Al Santa Croce di Fano inaugurati il nuovo reparto di ostetricia e la Breast Unit Senologica

FANO – Tecnologia, professionalità, umanità: un percorso clinico che il Santa Croce di Fano ha avviato, in attesa di confluire tutta l’attività nella nuova struttura Ospedaliera di Marche Nord. Oggi sono stati inaugurati il nuovo reparto di Ostetricia e la nuova Senologia, trasformata in una Unità operativa complessa. Quest’ultima operativa dal 16 giugno, ha già eseguito 78 interventi chirurgici, il 50 per cento dei quali in mobilità attiva (su pazienti provenienti da altre regioni). Grazie agli investimenti garantiti dalla Regione e dalla Fondazione Carifano, è anche dotata, unica nelle Marche e nell’Emilia Romagna, della Nuova Metodica OSNA (One Step Nucleic Acid Amplification) che prevede l’analisi immediata del linfonodo sentinella, la più probabile o unica sede di metastasi, direttamente durante il trattamento operatorio e di una tecnologia, unica nelle Marche, che previene l’alopecia femminile oncologica: tramite un “caschetto” (investimento da 60 mila euro circa) il raffreddamento del cuoio capelluto riduce considerevolmente o previene totalmente la caduta dei capelli provocata dalla chemioterapia. Alla cerimonia ha partecipato il presidente della Regione, Luca Ceriscioli. “Una bellissima giornata che rappresenta bene quello che vogliamo fare nella sanità: investimenti fino all’ultimo giorno in cui opera una struttura ospedaliera per offrire qualità e sicurezza ai cittadini; umanizzare i servizi, prendendo in carico la cura della malattia e il benessere del malato”, ha detto il presidente.

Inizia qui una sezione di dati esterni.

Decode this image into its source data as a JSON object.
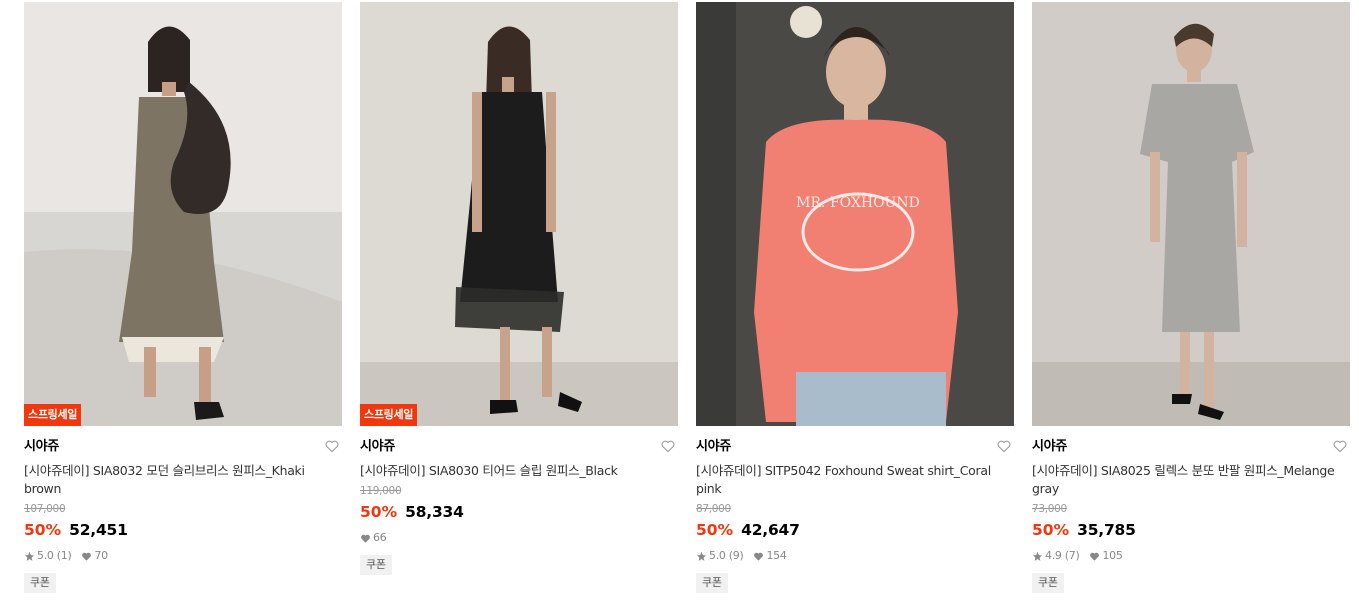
{
  "products": [
    {
      "badge": "스프링세일",
      "brand": "시야쥬",
      "name": "[시야쥬데이] SIA8032 모던 슬리브리스 원피스_Khaki brown",
      "original_price": "107,000",
      "discount": "50%",
      "price": "52,451",
      "rating": "5.0 (1)",
      "likes": "70",
      "coupon": "쿠폰",
      "image_desc": "model in khaki sleeveless dress with black shoulder bag"
    },
    {
      "badge": "스프링세일",
      "brand": "시야쥬",
      "name": "[시야쥬데이] SIA8030 티어드 슬립 원피스_Black",
      "original_price": "119,000",
      "discount": "50%",
      "price": "58,334",
      "rating": "",
      "likes": "66",
      "coupon": "쿠폰",
      "image_desc": "model in black tiered slip dress"
    },
    {
      "badge": "",
      "brand": "시야쥬",
      "name": "[시야쥬데이] SITP5042 Foxhound Sweat shirt_Coral pink",
      "original_price": "87,000",
      "discount": "50%",
      "price": "42,647",
      "rating": "5.0 (9)",
      "likes": "154",
      "coupon": "쿠폰",
      "image_desc": "model in coral pink sweatshirt with MR. FOXHOUND print"
    },
    {
      "badge": "",
      "brand": "시야쥬",
      "name": "[시야쥬데이] SIA8025 릴렉스 분또 반팔 원피스_Melange gray",
      "original_price": "73,000",
      "discount": "50%",
      "price": "35,785",
      "rating": "4.9 (7)",
      "likes": "105",
      "coupon": "쿠폰",
      "image_desc": "model in melange gray short-sleeve dress"
    }
  ],
  "colors": {
    "accent": "#f2360d",
    "muted": "#999999",
    "coupon_bg": "#f1f1f1"
  },
  "icons": {
    "heart": "heart-outline-icon",
    "star": "star-icon",
    "like": "heart-filled-icon"
  }
}
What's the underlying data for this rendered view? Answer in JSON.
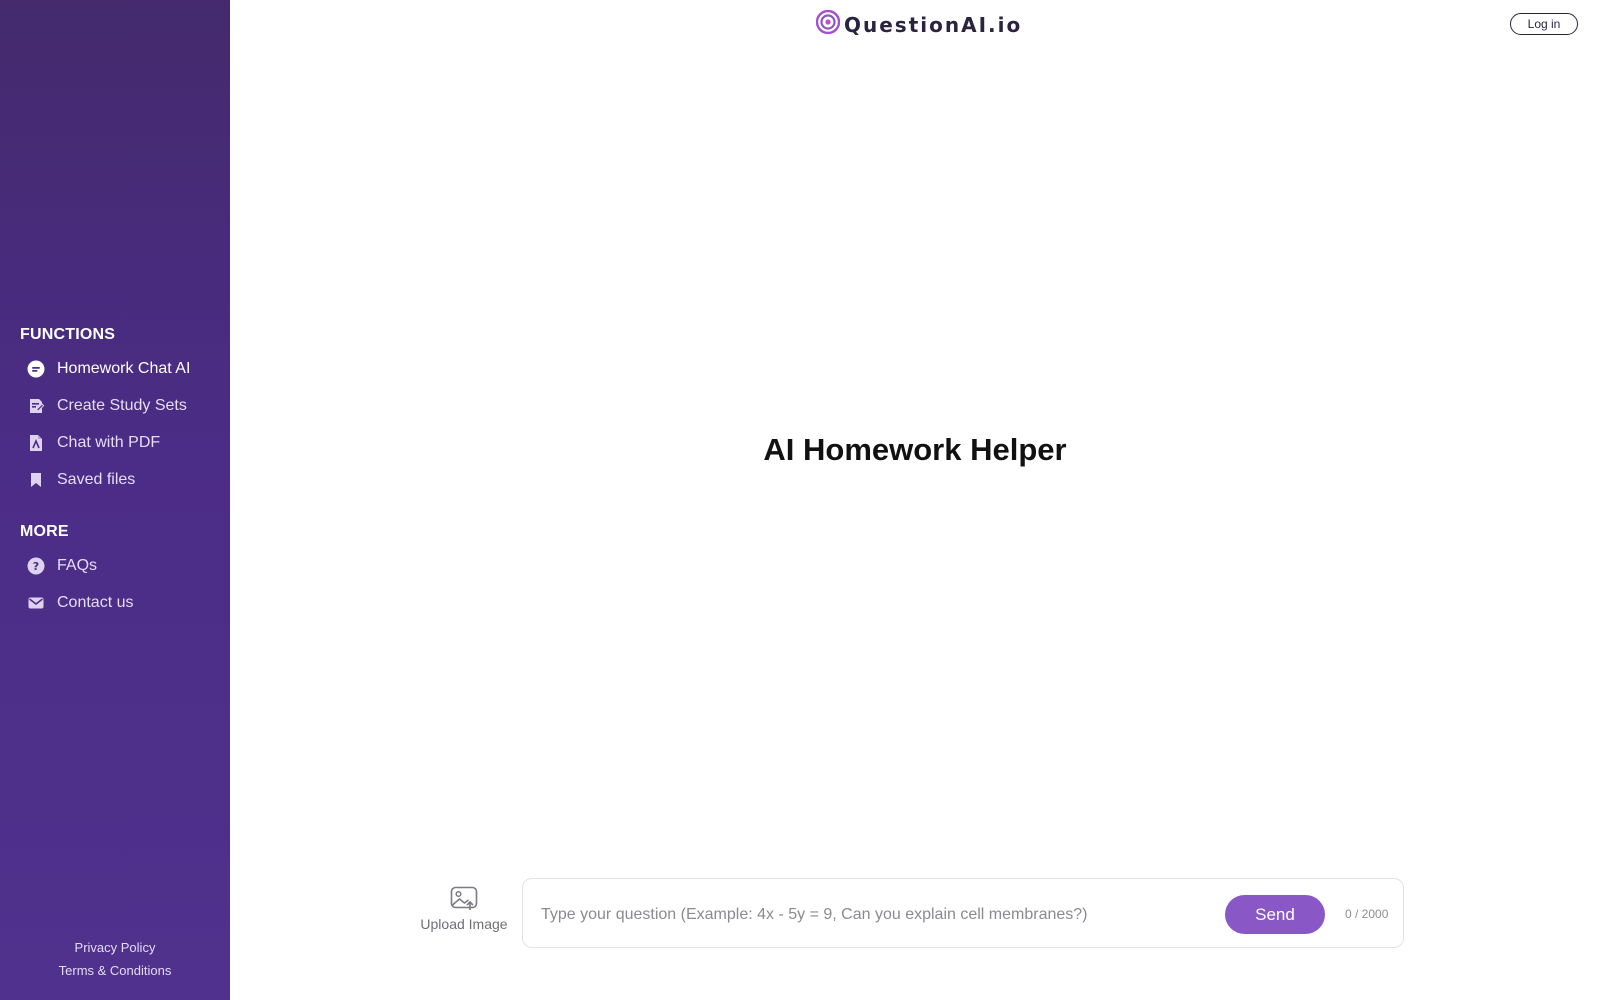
{
  "brand": {
    "name": "QuestionAI.io"
  },
  "header": {
    "login_label": "Log in"
  },
  "sidebar": {
    "functions_title": "FUNCTIONS",
    "functions": [
      {
        "label": "Homework Chat AI",
        "icon": "chat-icon",
        "active": true
      },
      {
        "label": "Create Study Sets",
        "icon": "study-sets-icon"
      },
      {
        "label": "Chat with PDF",
        "icon": "pdf-icon"
      },
      {
        "label": "Saved files",
        "icon": "bookmark-icon"
      }
    ],
    "more_title": "MORE",
    "more": [
      {
        "label": "FAQs",
        "icon": "question-icon"
      },
      {
        "label": "Contact us",
        "icon": "mail-icon"
      }
    ],
    "footer": {
      "privacy": "Privacy Policy",
      "terms": "Terms & Conditions"
    }
  },
  "main": {
    "title": "AI Homework Helper",
    "upload_label": "Upload Image",
    "question_placeholder": "Type your question (Example: 4x - 5y = 9, Can you explain cell membranes?)",
    "question_value": "",
    "send_label": "Send",
    "char_count": "0 / 2000"
  },
  "colors": {
    "sidebar_top": "#442a6d",
    "sidebar_bottom": "#50328e",
    "accent": "#8a57c6"
  }
}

Il nuovo reparto di Ostetricia ha richiesto oltre 1 milione di investimenti, tra riqualificazione strutturale (le camere hanno anche la doccia) e blocco travaglio parto. Ceriscioli ha ribadito che “si continua a investire, anche sapendo di dover andare in una nuova struttura, perché dobbiamo sempre offrire ai cittadini la massima sicurezza: arriveremo forti e con buoni servizi nella nuova casa che sarà l’Ospedale unico Marche Nord”. Il direttore generale Ospedali Riuniti, Maria Capalbo, ha tenuto a sottolineare che “senza il lavoro congiunto dei 2.500 operatori di Marche Nord, non avremmo potuto vedere questa svolta. Una riqualificazione che non si ferma, in attesa del nuovo Ospedale”. A Fano, ha evidenziato il presidente della IV Commissione dell’Assemblea legislativa regionale, Fabrizio Volpini, “è stato attivato un percorso che valorizza la qualità di vita delle donne malate”. I medici della struttura hanno ribadito che “quando si vuole, la politica non va per le lunghe: in due mesi abbiamo realizzato tutto (Cesare Malagotti, responsabile Senologia), insieme alla difficoltà di dover “lavorare su tre-quattro strutture sanitarie ospedaliere: non bisogna scontrarsi sull’individuazione del sito, ma combattere per l’idea di un Ospedale unico” (Michele De Nictolis, direttore Anatomia patologica Marche Nord). Il sindaco di Fano, Massimo Seri, ha ringraziato la direzione di Marche Nord per aver rispettato gli investimenti promessi al territorio: “Stanno arrivando tutti i servizi annunciati, contraddistinti da professionalità, tecnologia e qualità”. Il presidente Fabio Tombari ha ricordato che la Fondazione Carifano ha effettuato oltre 6 milioni di donazioni al territorio. Dal 2004 sostiene il nosocomio fanese, fornendo attrezzature di ultima generazione per un valore complessivo di 3 milioni. “Abbiamo mantenuto sempre quanto promesso. In futuro, però, sarà difficile seguire questo ritmo”, perché, è la sintesi del suo intervento, il riordino internazionale dei sistemi bancari cambia gli scenari e l’operatività degli istituti.